City internal audit staff presented findings from the fleet services audit (Legistar 910,045) to the Finance Committee on Dec. 1. The audit identified: (1) allocation errors that expanded fleet costs by approximately $1.3 million (notably around fire apparatus and general vehicle purchases between 2020 and 2024); (2) at least two 2024 p‑card transactions that exceeded the city’s $10,000 single‑transaction policy limit; and (3) discrepancies between finance and fleet asset records for assets with hard components, creating a need for reconciliations and stronger inventory monitoring.
"We made recommendations that help to strengthen controls to prevent similar errors going forward," audit staff said, summarizing the report. Fleet leadership acknowledged the errors and said some were discovered earlier in the year; Rachel, assistant fleet superintendent, said the division will hire an operations clerk in the new budget year to focus on parts inventory and ramp up reconciliation practices.
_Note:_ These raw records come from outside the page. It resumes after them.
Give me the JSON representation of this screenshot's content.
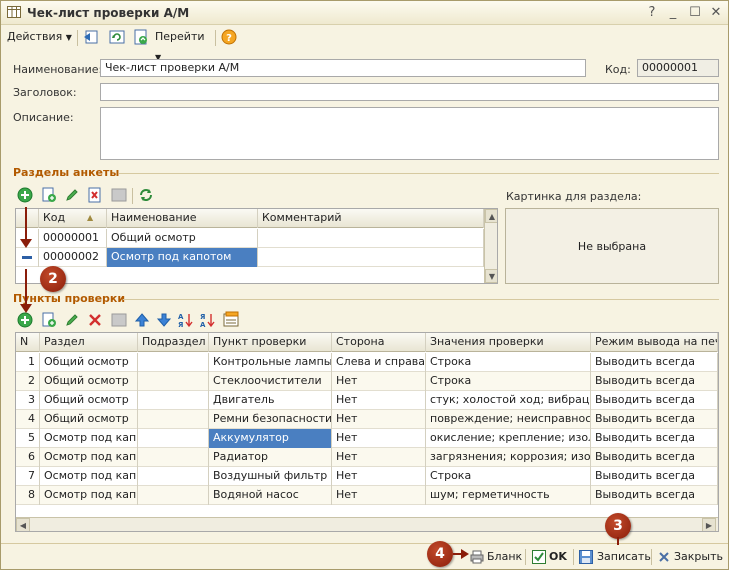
{
  "window": {
    "title": "Чек-лист проверки А/М"
  },
  "toolbar": {
    "actions_label": "Действия",
    "goto_label": "Перейти"
  },
  "form": {
    "name_label": "Наименование:",
    "name_value": "Чек-лист проверки А/М",
    "code_label": "Код:",
    "code_value": "00000001",
    "header_label": "Заголовок:",
    "header_value": "",
    "description_label": "Описание:",
    "description_value": ""
  },
  "sections": {
    "title": "Разделы анкеты",
    "columns": [
      "Код",
      "Наименование",
      "Комментарий"
    ],
    "rows": [
      {
        "code": "00000001",
        "name": "Общий осмотр",
        "comment": ""
      },
      {
        "code": "00000002",
        "name": "Осмотр под капотом",
        "comment": ""
      }
    ],
    "picture_label": "Картинка для раздела:",
    "picture_value": "Не выбрана"
  },
  "checks": {
    "title": "Пункты проверки",
    "columns": [
      "N",
      "Раздел",
      "Подраздел",
      "Пункт проверки",
      "Сторона",
      "Значения проверки",
      "Режим вывода на печ"
    ],
    "rows": [
      {
        "n": "1",
        "section": "Общий осмотр",
        "subsection": "",
        "item": "Контрольные лампы",
        "side": "Слева и справа",
        "values": "Строка",
        "mode": "Выводить всегда"
      },
      {
        "n": "2",
        "section": "Общий осмотр",
        "subsection": "",
        "item": "Стеклоочистители",
        "side": "Нет",
        "values": "Строка",
        "mode": "Выводить всегда"
      },
      {
        "n": "3",
        "section": "Общий осмотр",
        "subsection": "",
        "item": "Двигатель",
        "side": "Нет",
        "values": "стук; холостой ход; вибрация;...",
        "mode": "Выводить всегда"
      },
      {
        "n": "4",
        "section": "Общий осмотр",
        "subsection": "",
        "item": "Ремни безопасности",
        "side": "Нет",
        "values": "повреждение; неисправность",
        "mode": "Выводить всегда"
      },
      {
        "n": "5",
        "section": "Осмотр под кап...",
        "subsection": "",
        "item": "Аккумулятор",
        "side": "Нет",
        "values": "окисление; крепление; изол...",
        "mode": "Выводить всегда"
      },
      {
        "n": "6",
        "section": "Осмотр под кап...",
        "subsection": "",
        "item": "Радиатор",
        "side": "Нет",
        "values": "загрязнения; коррозия; изол...",
        "mode": "Выводить всегда"
      },
      {
        "n": "7",
        "section": "Осмотр под кап...",
        "subsection": "",
        "item": "Воздушный фильтр",
        "side": "Нет",
        "values": "Строка",
        "mode": "Выводить всегда"
      },
      {
        "n": "8",
        "section": "Осмотр под кап...",
        "subsection": "",
        "item": "Водяной насос",
        "side": "Нет",
        "values": "шум; герметичность",
        "mode": "Выводить всегда"
      }
    ]
  },
  "bottom": {
    "blank_label": "Бланк",
    "ok_label": "OK",
    "save_label": "Записать",
    "close_label": "Закрыть"
  },
  "badges": [
    "2",
    "3",
    "4"
  ],
  "colors": {
    "section_title": "#b25a00",
    "selection": "#4a7fc1",
    "badge": "#8a1d0a"
  }
}
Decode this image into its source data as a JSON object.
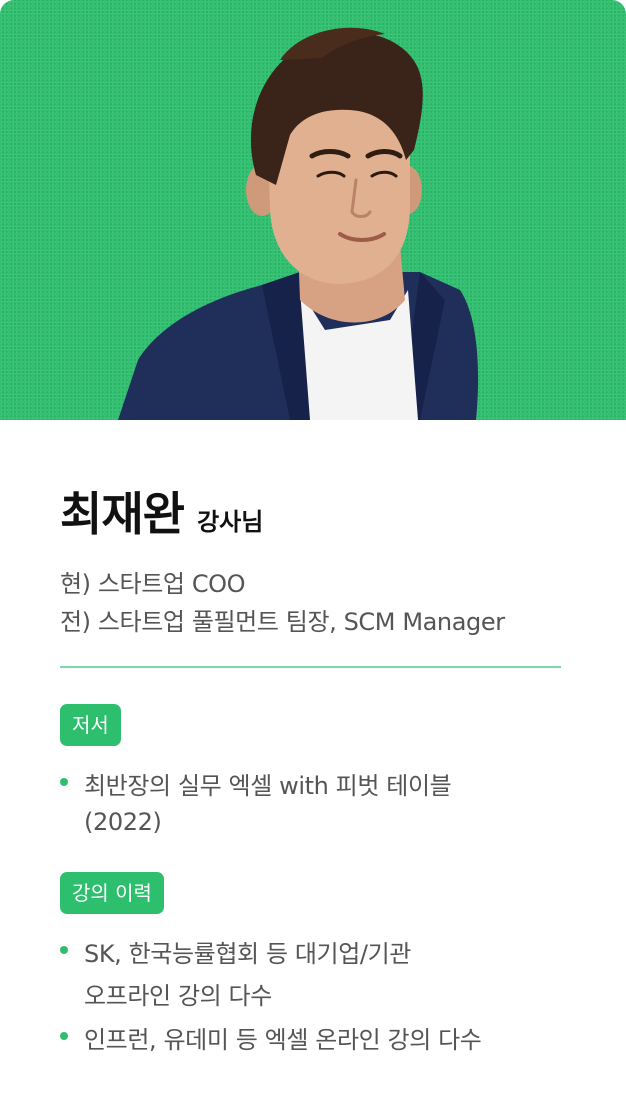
{
  "instructor": {
    "name": "최재완",
    "honorific": "강사님",
    "positions": [
      "현) 스타트업 COO",
      "전) 스타트업 풀필먼트 팀장, SCM Manager"
    ]
  },
  "sections": {
    "books": {
      "label": "저서",
      "items": [
        {
          "lines": [
            "최반장의 실무 엑셀 with 피벗 테이블",
            "(2022)"
          ]
        }
      ]
    },
    "career": {
      "label": "강의 이력",
      "items": [
        {
          "lines": [
            "SK, 한국능률협회 등 대기업/기관",
            "오프라인 강의 다수"
          ]
        },
        {
          "lines": [
            "인프런, 유데미 등 엑셀 온라인 강의 다수"
          ]
        }
      ]
    }
  },
  "colors": {
    "accent": "#2dbf6e",
    "divider": "#7ed9a6",
    "text_dark": "#111111",
    "text_body": "#555555",
    "jacket": "#1f2f5a"
  },
  "icons": [
    "bullet-dot"
  ]
}
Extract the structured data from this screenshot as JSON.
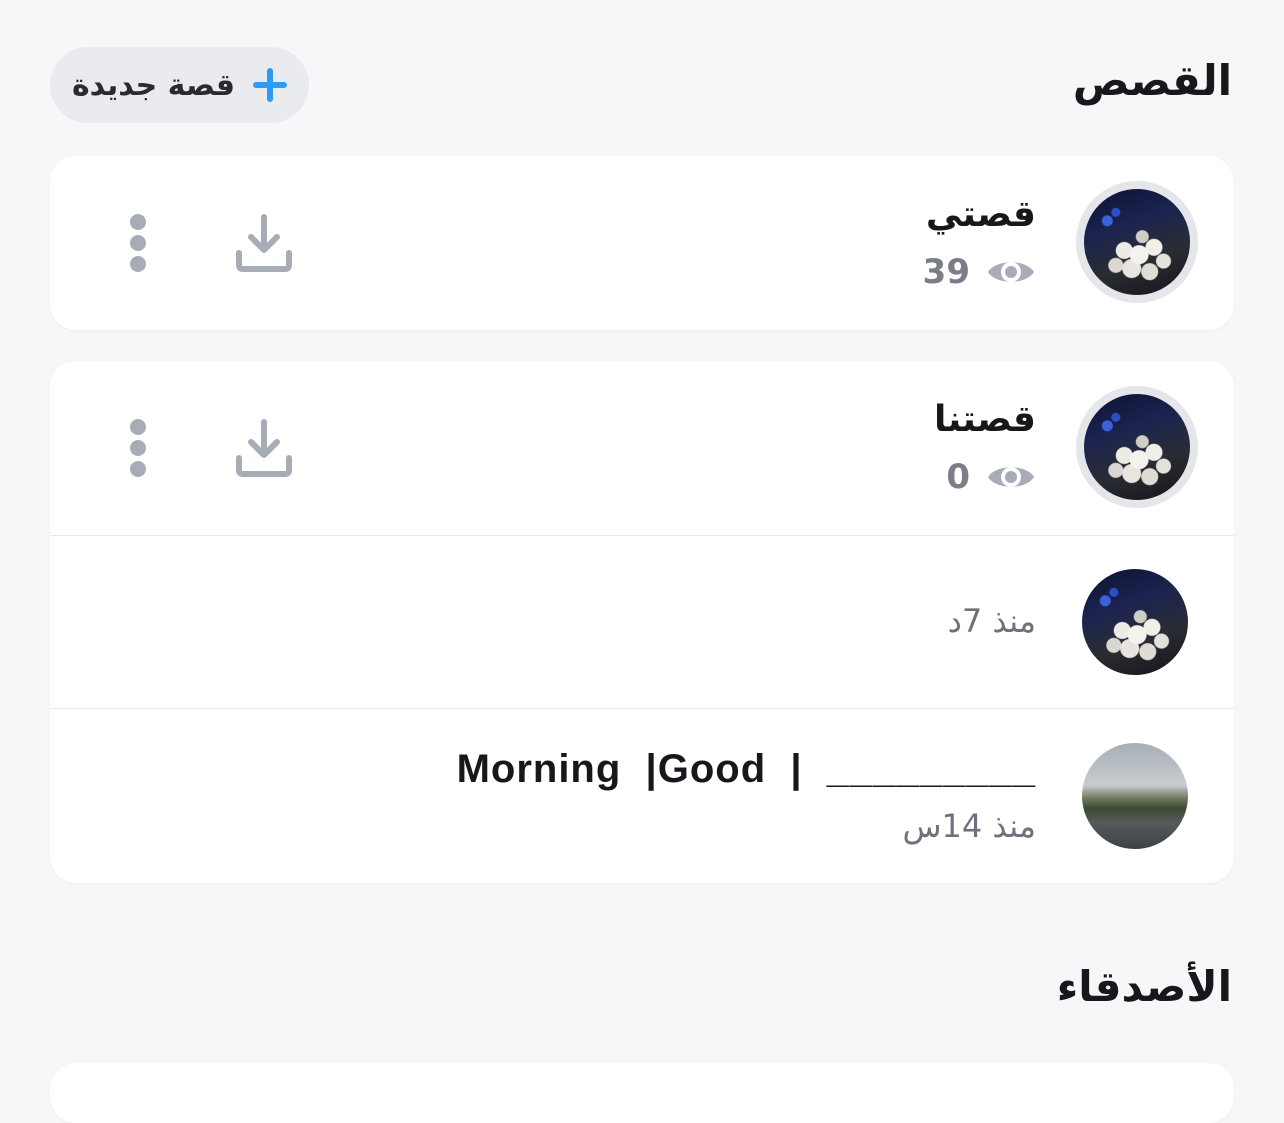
{
  "stories_section": {
    "title": "القصص",
    "new_story_label": "قصة جديدة"
  },
  "my_story": {
    "name": "قصتي",
    "views": "39"
  },
  "our_story": {
    "name": "قصتنا",
    "views": "0",
    "snaps": [
      {
        "caption": "",
        "time_ago": "منذ 7د"
      },
      {
        "caption": "Morning  |Good  |  _________",
        "time_ago": "منذ 14س"
      }
    ]
  },
  "friends_section": {
    "title": "الأصدقاء"
  },
  "icons": {
    "plus": "plus-icon",
    "eye": "eye-icon",
    "download": "download-icon",
    "more": "more-vertical-icon"
  },
  "colors": {
    "accent": "#2f9bf4",
    "background": "#f6f7f9",
    "card": "#ffffff",
    "icon_gray": "#a8acb6"
  }
}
The audit prompted questions about making fire whole for prior misallocations. Fleet staff and fire leadership described a plan to identify apparatus replacements in future capital submissions and to sequence recoveries so Fire Department capital needs are restored without unduly harming other agencies. Finance staff said journal entries and accounting corrections are an ongoing process.
The audit report also recommended policies and protocols to ensure compliance with the city’s p‑card limits and to improve verification of fleet inventory through periodic checks. The committee received the presentation; no committee action was required on this item.
Next steps: Fleet and finance staff will reconcile asset and journal records, implement recommended controls, recruit an operations clerk, and present updates on audit implementation in the January meeting cycle.